Dental prosthesis

Why dental prosthesis?

When a tooth is badly damaged due to decay or trauma, it is necessary to restore it in a solid, aesthetic and waterproof manner. Depending on the degree of decay, an inlay-onlay or a crown can be used

Dental prostheses are also used to replace missing teeth. In addition to aesthetic considerations, it is essential to have all one’s teeth to ensure efficient chewing and to facilitate digestion.

The different solutions are dental implants, bridges and removable prostheses.

Inlay Onlay

The inlay-onlay are medical devices made by our craftsman-prosthetist.

Made to measure, they are glued to the tooth in order to replace the part destroyed by decay or by the melting of the enamel. It is an ideal cosmetic prosthesis for dental aesthetics.
Made of composite resin or ceramic, these prostheses reproduce the exact shade and shape of your teeth.
This technique is very economical with dental tissue. However, it is reserved for teeth that are relatively unaffected by decay.

What is a prosthetic dental crown?

A dental crown is a custom-made medical device designed to restore a tooth severely damaged by decay or trauma. It restores the natural shape, size, function and strength of the tooth.
Designed either in pure ceramic or ceramic-metallic (metal base and aesthetic ceramic on top), the crown is the reference technique for treating devitalized teeth.

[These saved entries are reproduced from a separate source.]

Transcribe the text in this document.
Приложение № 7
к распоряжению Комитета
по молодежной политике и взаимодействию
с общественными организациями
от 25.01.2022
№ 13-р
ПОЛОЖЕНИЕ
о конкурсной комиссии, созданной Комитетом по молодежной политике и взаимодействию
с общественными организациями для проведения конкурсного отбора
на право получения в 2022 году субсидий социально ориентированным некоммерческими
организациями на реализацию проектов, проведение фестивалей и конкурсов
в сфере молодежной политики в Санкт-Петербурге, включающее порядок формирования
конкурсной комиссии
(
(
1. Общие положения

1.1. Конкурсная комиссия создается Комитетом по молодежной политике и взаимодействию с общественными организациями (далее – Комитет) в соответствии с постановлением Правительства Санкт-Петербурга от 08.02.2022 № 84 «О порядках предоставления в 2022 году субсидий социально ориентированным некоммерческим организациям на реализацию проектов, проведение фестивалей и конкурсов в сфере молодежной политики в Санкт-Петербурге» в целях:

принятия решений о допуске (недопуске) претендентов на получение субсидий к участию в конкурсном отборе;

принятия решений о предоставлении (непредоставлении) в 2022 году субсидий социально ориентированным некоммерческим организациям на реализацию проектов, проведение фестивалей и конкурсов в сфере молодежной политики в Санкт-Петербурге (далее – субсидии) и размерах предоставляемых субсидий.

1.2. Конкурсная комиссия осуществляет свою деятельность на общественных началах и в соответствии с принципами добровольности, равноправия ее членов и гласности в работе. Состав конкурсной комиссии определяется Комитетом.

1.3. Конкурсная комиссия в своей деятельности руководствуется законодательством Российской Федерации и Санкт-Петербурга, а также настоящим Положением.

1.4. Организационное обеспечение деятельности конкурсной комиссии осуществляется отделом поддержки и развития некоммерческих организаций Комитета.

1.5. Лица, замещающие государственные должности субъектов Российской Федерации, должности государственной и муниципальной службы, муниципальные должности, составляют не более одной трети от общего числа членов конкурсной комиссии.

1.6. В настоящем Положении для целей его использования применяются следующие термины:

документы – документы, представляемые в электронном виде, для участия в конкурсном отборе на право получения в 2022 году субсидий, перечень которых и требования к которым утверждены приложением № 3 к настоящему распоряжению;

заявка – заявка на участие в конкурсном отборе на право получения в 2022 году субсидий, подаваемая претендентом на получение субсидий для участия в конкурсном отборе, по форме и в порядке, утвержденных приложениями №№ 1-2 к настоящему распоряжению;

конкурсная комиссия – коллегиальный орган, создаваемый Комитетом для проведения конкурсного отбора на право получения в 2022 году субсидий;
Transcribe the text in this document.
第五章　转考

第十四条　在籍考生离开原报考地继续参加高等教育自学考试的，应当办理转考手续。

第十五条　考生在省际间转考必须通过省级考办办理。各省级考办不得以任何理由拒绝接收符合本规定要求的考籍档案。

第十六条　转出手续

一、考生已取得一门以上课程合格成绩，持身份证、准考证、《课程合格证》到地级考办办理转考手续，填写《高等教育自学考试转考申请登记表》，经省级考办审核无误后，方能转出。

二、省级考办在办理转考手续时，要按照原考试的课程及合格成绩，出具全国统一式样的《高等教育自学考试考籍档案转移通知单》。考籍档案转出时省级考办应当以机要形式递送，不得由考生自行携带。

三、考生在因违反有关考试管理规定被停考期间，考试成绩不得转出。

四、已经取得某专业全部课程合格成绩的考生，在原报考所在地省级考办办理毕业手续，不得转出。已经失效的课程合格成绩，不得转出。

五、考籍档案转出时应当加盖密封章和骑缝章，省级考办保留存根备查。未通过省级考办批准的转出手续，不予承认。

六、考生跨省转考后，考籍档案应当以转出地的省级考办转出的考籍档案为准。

The main advantages of a pure ceramic crown :

  • EBiocompatibility: the gums are more tolerant of ceramic than metal: the risk of iatrogenic gingivitis is thus reduced.
  • EIts aesthetics: by its intrinsic qualities, the ceramic crown has aesthetic qualities similar to natural teeth. Contrary to the metal-ceramic crown, this type of prosthesis eliminates the risk of "gray tattoos" that can appear on the gums. The ceramic crown remains the reference technique for a natural and durable cosmetic result.

Dental bridge

It allows for the replacement of one or more missing teeth by resting on the remaining teeth on either side of the tooth gap.
The dental bridge is the reference solution for replacing an edentulous tooth when the adjacent teeth are dilapidated or damaged. If this is not the case, it is preferable to opt for implants, which are more conservative.

Like dental crowns, it is possible to make a metal-ceramic bridge or an all-ceramic bridge.

Removable prostheses

Removable prostheses can be, as their name indicates, inserted and removed at will. They can be partial, with metal clasps around the remaining teeth, or complete (they replace all the teeth in an arch).

Design of the dental prosthesis

The production of complete removable prostheses requires a succession of very precise steps. In fact, two or more impressions are necessary to record the position of the gums, tongue, lips and cheeks very accurately.

Using the press studs:
In the lower jaw, when the toothlessness is total, the contact surface between the prosthesis and the gum is not sufficient. The prosthesis must then be stabilized with press-studs placed on dental implants.

The follow-up

When wearing a complete removable prosthesis for the first time, a period of adaptation is necessary, especially for eating. In the weeks following the fitting of the prosthesis, many adjustments may be necessary in order to perfect your morphology and ensure optimum comfort.

Over time, it is possible for the jawbone and gums to collapse and cause the denture to lose stability. This situation is remedied by performing a “reline”, which will fill the gaps between the prosthesis and the gum.